Adults may need their favorite pillow and blanket, or maybe they read a book to help them fall asleep. But, for kids, it’s a different story, they often get used to falling asleep only if they have their parent nearby. This association makes a child balk when a parent tries to get his kids to sleep alone. Rather than face a tirade, a tired parent can quickly end up lying prone on the floor or taking a child into bed.
A child needs rest at night, and sleeping is the only option. Furthermore, learning to fall asleep on his own is an essential skill for a child to achieve. It helps the child to feel he can be alone and be safe. But, the process may take time; you need to help your child to adjust to falling asleep alone in a gentle, supportive way.
Here are five steps to a better night’s sleep for the family.
Keep on saying and repeating these words at night, such as
“It’s dark; let’s sleep… In the morning, Mommy and Daddy come to get you!”
Or: “If we can get out of the tub now and brush your teeth, we’ll have time for a new story before lights out at 7:30!”
You need to follow a whole routine, for example, Dinner first, then a bath, stories, kissing and stuffed animals to share the toddler's bed, then prayers or blessings, and lights out while you sing to your little one. Beware of too elaborate a method, because they will find a way to expand bedtime. So, don't think of night routine as a chore that's taking too much time.
Toddlers may find a way to resist the bedtime routine. But, you can overcome this by having the clock, rather than you, be the bad guy.
You can create a list of the child photos doing the steps of the bedtime routine, with a clock time next to the picture. You should follow the images as you do this routine every night. Your kid will eventually begin to move himself through the method.
All toddlers go through regular sleep cycles in which they wake just slightly and then settle into deep sleep again. You need to ensure that discomfort doesn't wake your child during those periods of slight waking.
Darkness matters, blackout curtains can be necessary, especially in the summer when your toddler will be going to sleep while it's still light out.
Also, warmth matters too if your toddler kicks his covers off, make sure he sleeps in warm PJs with feet.
After a bedtime routine, If you hold your child until he falls asleep puts you in danger of falling asleep beside him. Try to use the time to meditate, if you can, or listen to music.
If he's used to falling asleep by holding him, try to touch instead of hold. Eventually, he will be able to fall asleep with you merely holding his hand, or putting your hand on his forehead.
There is also an effective way that often helps kids fall asleep is to give them a giant stuffed animal or pillow to keep at this point, to replace you holding them. Kids usually love to curl around a large, cuddly animal.
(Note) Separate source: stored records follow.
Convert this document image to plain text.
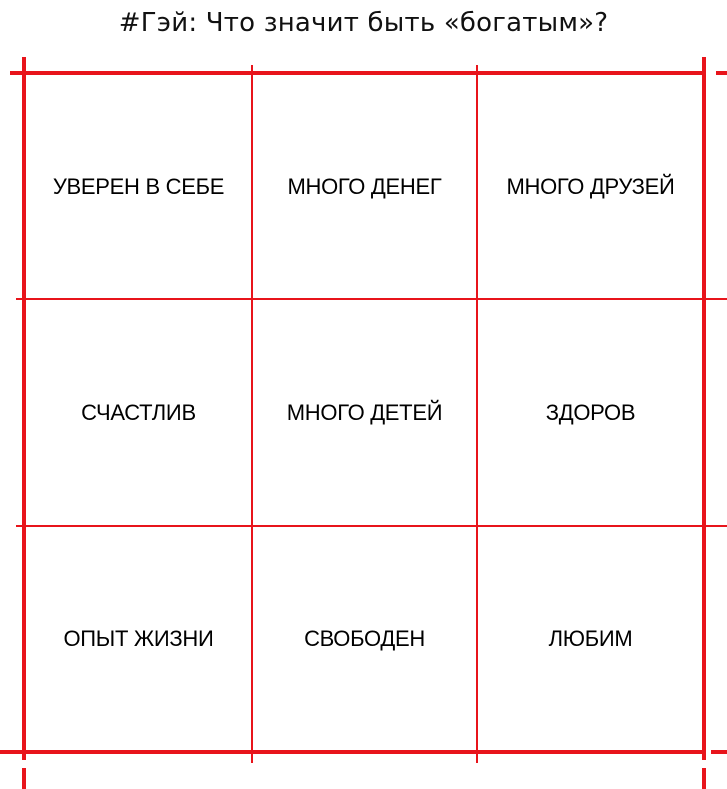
#Гэй: Что значит быть «богатым»?
УВЕРЕН В СЕБЕ	МНОГО ДЕНЕГ	МНОГО ДРУЗЕЙ
СЧАСТЛИВ	МНОГО ДЕТЕЙ	ЗДОРОВ
ОПЫТ ЖИЗНИ	СВОБОДЕН	ЛЮБИМ
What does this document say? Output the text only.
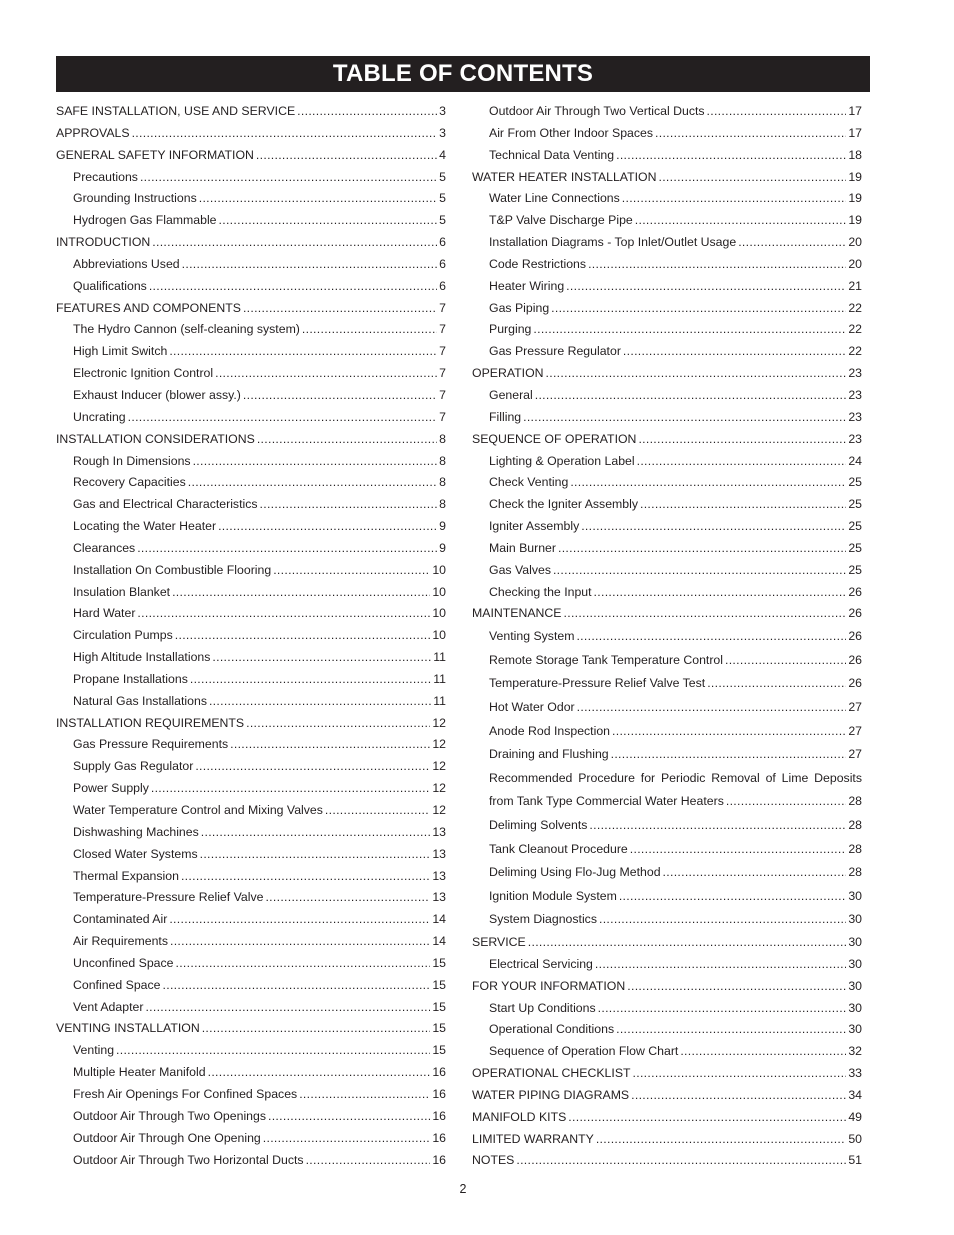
TABLE OF CONTENTS
SAFE INSTALLATION, USE AND SERVICE .....	3
APPROVALS .....	3
GENERAL SAFETY INFORMATION .....	4
Precautions .....	5
Grounding Instructions .....	5
Hydrogen Gas Flammable .....	5
INTRODUCTION .....	6
Abbreviations Used .....	6
Qualifications .....	6
FEATURES AND COMPONENTS .....	7
The Hydro Cannon (self-cleaning system) .....	7
High Limit Switch .....	7
Electronic Ignition Control .....	7
Exhaust Inducer (blower assy.) .....	7
Uncrating .....	7
INSTALLATION CONSIDERATIONS .....	8
Rough In Dimensions .....	8
Recovery Capacities .....	8
Gas and Electrical Characteristics .....	8
Locating the Water Heater .....	9
Clearances .....	9
Installation On Combustible Flooring .....	10
Insulation Blanket .....	10
Hard Water .....	10
Circulation Pumps .....	10
High Altitude Installations .....	11
Propane Installations .....	11
Natural Gas Installations .....	11
INSTALLATION REQUIREMENTS .....	12
Gas Pressure Requirements .....	12
Supply Gas Regulator .....	12
Power Supply .....	12
Water Temperature Control and Mixing Valves .....	12
Dishwashing Machines .....	13
Closed Water Systems .....	13
Thermal Expansion .....	13
Temperature-Pressure Relief Valve .....	13
Contaminated Air .....	14
Air Requirements .....	14
Unconfined Space .....	15
Confined Space .....	15
Vent Adapter .....	15
VENTING INSTALLATION .....	15
Venting .....	15
Multiple Heater Manifold .....	16
Fresh Air Openings For Confined Spaces .....	16
Outdoor Air Through Two Openings .....	16
Outdoor Air Through One Opening .....	16
Outdoor Air Through Two Horizontal Ducts .....	16
Outdoor Air Through Two Vertical Ducts .....	17
Air From Other Indoor Spaces .....	17
Technical Data Venting .....	18
WATER HEATER INSTALLATION .....	19
Water Line Connections .....	19
T&P Valve Discharge Pipe .....	19
Installation Diagrams - Top Inlet/Outlet Usage .....	20
Code Restrictions .....	20
Heater Wiring .....	21
Gas Piping .....	22
Purging .....	22
Gas Pressure Regulator .....	22
OPERATION .....	23
General .....	23
Filling .....	23
SEQUENCE OF OPERATION .....	23
Lighting & Operation Label .....	24
Check Venting .....	25
Check the Igniter Assembly .....	25
Igniter Assembly .....	25
Main Burner .....	25
Gas Valves .....	25
Checking the Input .....	26
MAINTENANCE .....	26
Venting System .....	26
Remote Storage Tank Temperature Control .....	26
Temperature-Pressure Relief Valve Test .....	26
Hot Water Odor .....	27
Anode Rod Inspection .....	27
Draining and Flushing .....	27
Recommended Procedure for Periodic Removal of Lime Deposits
from Tank Type Commercial Water Heaters .....	28
Deliming Solvents .....	28
Tank Cleanout Procedure .....	28
Deliming Using Flo-Jug Method .....	28
Ignition Module System .....	30
System Diagnostics .....	30
SERVICE .....	30
Electrical Servicing .....	30
FOR YOUR INFORMATION .....	30
Start Up Conditions .....	30
Operational Conditions .....	30
Sequence of Operation Flow Chart .....	32
OPERATIONAL CHECKLIST .....	33
WATER PIPING DIAGRAMS .....	34
MANIFOLD KITS .....	49
LIMITED WARRANTY .....	50
NOTES .....	51
2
It may seem hard for your child to learn new sleep habits. He may cry, and beg, for you to do things the old way. He will show you all his fear of being without you. It is like being sent away when it comes to bedtime.
Your job is to listen and comfort him by saying, for example, that you will be very close and you will always come if he calls.
You could say to him that you would come back in ten minutes and read him another story if he was quiet.
The first few nights are always the hardest for both of you. Try to use the new routine with stuffed animals, and then stay by your child's bed and keep reassuring and holding him. He will fall asleep quickly.
It may seem that the first night is complicated and would take much time and energy. But, within a week, don't be surprised if your child lies right down to sleep as soon as you put him/her down.
If you will return to your child after 10 minutes and you think they are asleep, wait five minutes more before checking. There's no point waking a sleepy toddler!
There is a chance that you will find your child is still awake; in this case, try to calm him and promise that you would read one more story in ten minutes if he were quiet.
To make a baby or a toddler fall asleep is a tough job. You have to make a plan, stick to it, and keep a record to see how far you've come.
You need to be patient cause it will take time and energy. It is a hard habit to break, but with patience, firmness, and support this approach should do the trick.